I can see a sort of logic there, if one goes by analogy with employment-related securities, but arguing that investment gains which are somehow related to one's trading income should be taxed as revenue rather than capital is a huge leap on to a very slippery slope. Even with ERS the investment gains are subject to CGT rather than IT.
And from the horse's mouth here: https://www.taxjournal.com/articles/carried-interest-hmrc-dismisses-glp-...
Not impressive journalism from Aweb to not mention all that when the above TJ article is around a week old.
Thank you for your comments, Justin. I believe I did highlight HMRC's position that the GLP's legal challenge has not succeeded and that HMRC's response (quoting myself) "renders the legal challenge redundant and the carried-interest loophole a figment of the imagination".
I had read the TJ article linked in your comment before writing my article, as well as a great deal of other sources. My article seeks to explain the treatment currently applied to carried-interest and how carried-interest should be treated per the legislation. It was never intended, and nor does it come across as, a he-said-she-said between DN, GLP and HMRC - there's plenty of that elsewhere on the web.

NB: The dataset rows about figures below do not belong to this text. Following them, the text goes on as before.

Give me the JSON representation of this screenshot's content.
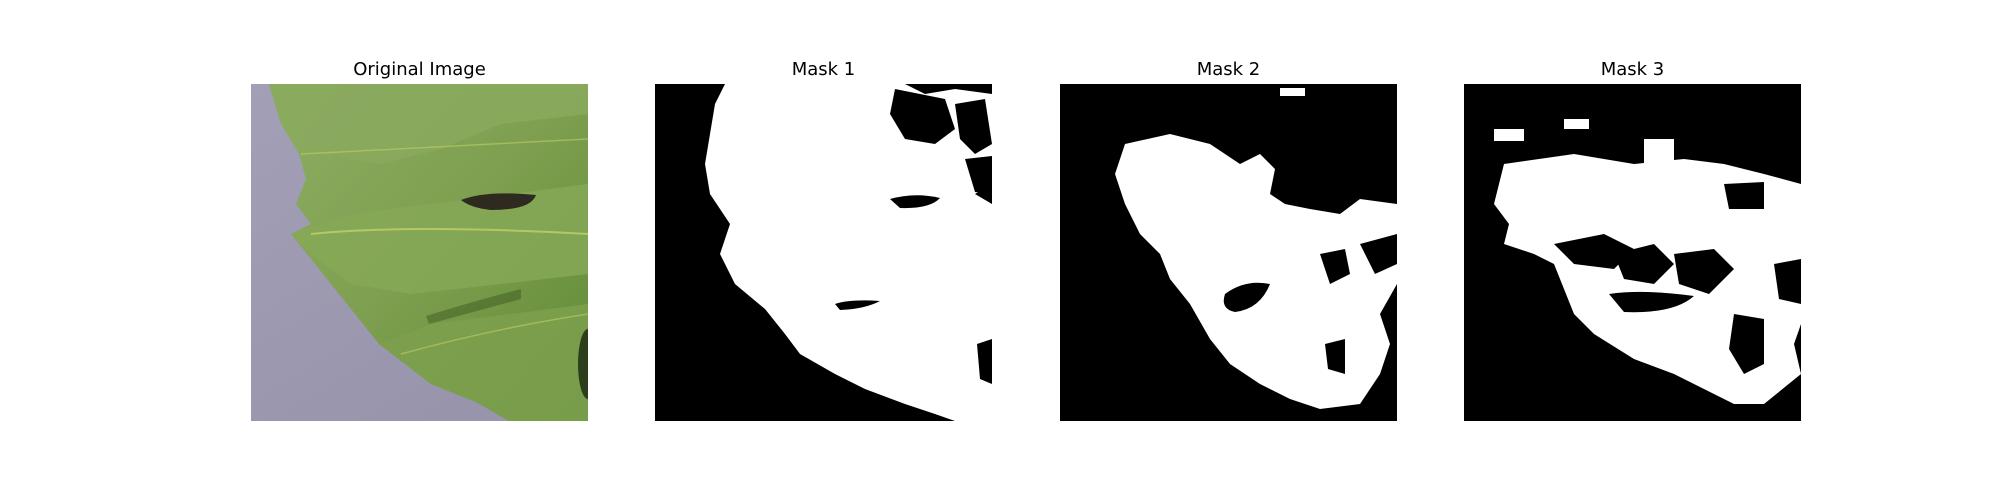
{
  "panels": [
    {
      "title": "Original Image",
      "kind": "photo",
      "subject": "leaf"
    },
    {
      "title": "Mask 1",
      "kind": "binary-mask"
    },
    {
      "title": "Mask 2",
      "kind": "binary-mask"
    },
    {
      "title": "Mask 3",
      "kind": "binary-mask"
    }
  ],
  "colors": {
    "background": "#ffffff",
    "mask_foreground": "#ffffff",
    "mask_background": "#000000",
    "leaf_green": "#7ea654",
    "leaf_dark": "#4a6b28",
    "surface_lavender": "#a8a4bd"
  }
}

The Good law Project is always claiming success even though it has a record of complete failures.
It is very good at avoiding tax however. All of the income to the company is by way of donations, which are exempt from tax. A prime example of this is the legal challenge mounted by the "trans" charity "Mermaids" - against the LGB Alliance (LGB - Lesbian Gay Bisexual) arguing they are a "hate" group. The logical route would have been for Mermaids to have raised the funds to pay the fees of the GLP (owned exclusively I believe by Jolyon Maugham) - but that fee income would then have been taxable. Clever eh? Well not so clever as cunning and sly - the same characteristics attributed to the fox, a creature which Maugham literally beat to death with a stick.
https://www.civilsociety.co.uk/news/mermaids-loses-appeal-to-strip-lgb-a...
That's right. They all have an irony/hypocrisy bypass. Just look at what DN's old law firm, CC, got up to re DoTAS tax avoidance schemes when he worked there.
I think it's a decent outcome for GLP (and tax fairness in general) as HMRC have stated that there isn't any set 'guidance' (which is contrary to what advisors were claiming) and that each case needs to be treated on the facts.
That by itself *should* lead to reduced use of this loophole, even absent any specific actions from an HMRC that can't even perform bare basic functions of a public facing department, let alone try to police the activities of moneyed and litigation-happy PE firms.
It’s all about favouritism and loop holes in our tax system to avoid the standard taxation which so many have become experts of. I don’t mind GLP but ultimately these fat cats have been reaping hefty rewards for way too long.
Quite few of them have a side hustle which has been profitable no doubt and have not paid a penny of tax. Hence they work with selected few companies who abide by the same loopholes and everyone is winning. HMRC needs to really have an independent investigator that is going to historically penalise all these companies, Mazars being number one
No bad thing if this 'loophole', is closed. The regrettable point is that HMRC does not have the resources to deal with the underlying issues properly or take action against those who tax return might be incorrect or indeed tackle all the other tax issues that are kicking about, many as a result of badly thought out tax-grab legislation.
'This, says the GLP, has cost the government “hundreds of millions of pounds a year – enough to pay the salaries of more than 10,000 nurses”.'
Well whoop te do. It's much more likely those hundreds of millions will be 'invested' in a couple of hundred yards of HS2, or gold-plated pensions for a handful of Permanent Secretaries.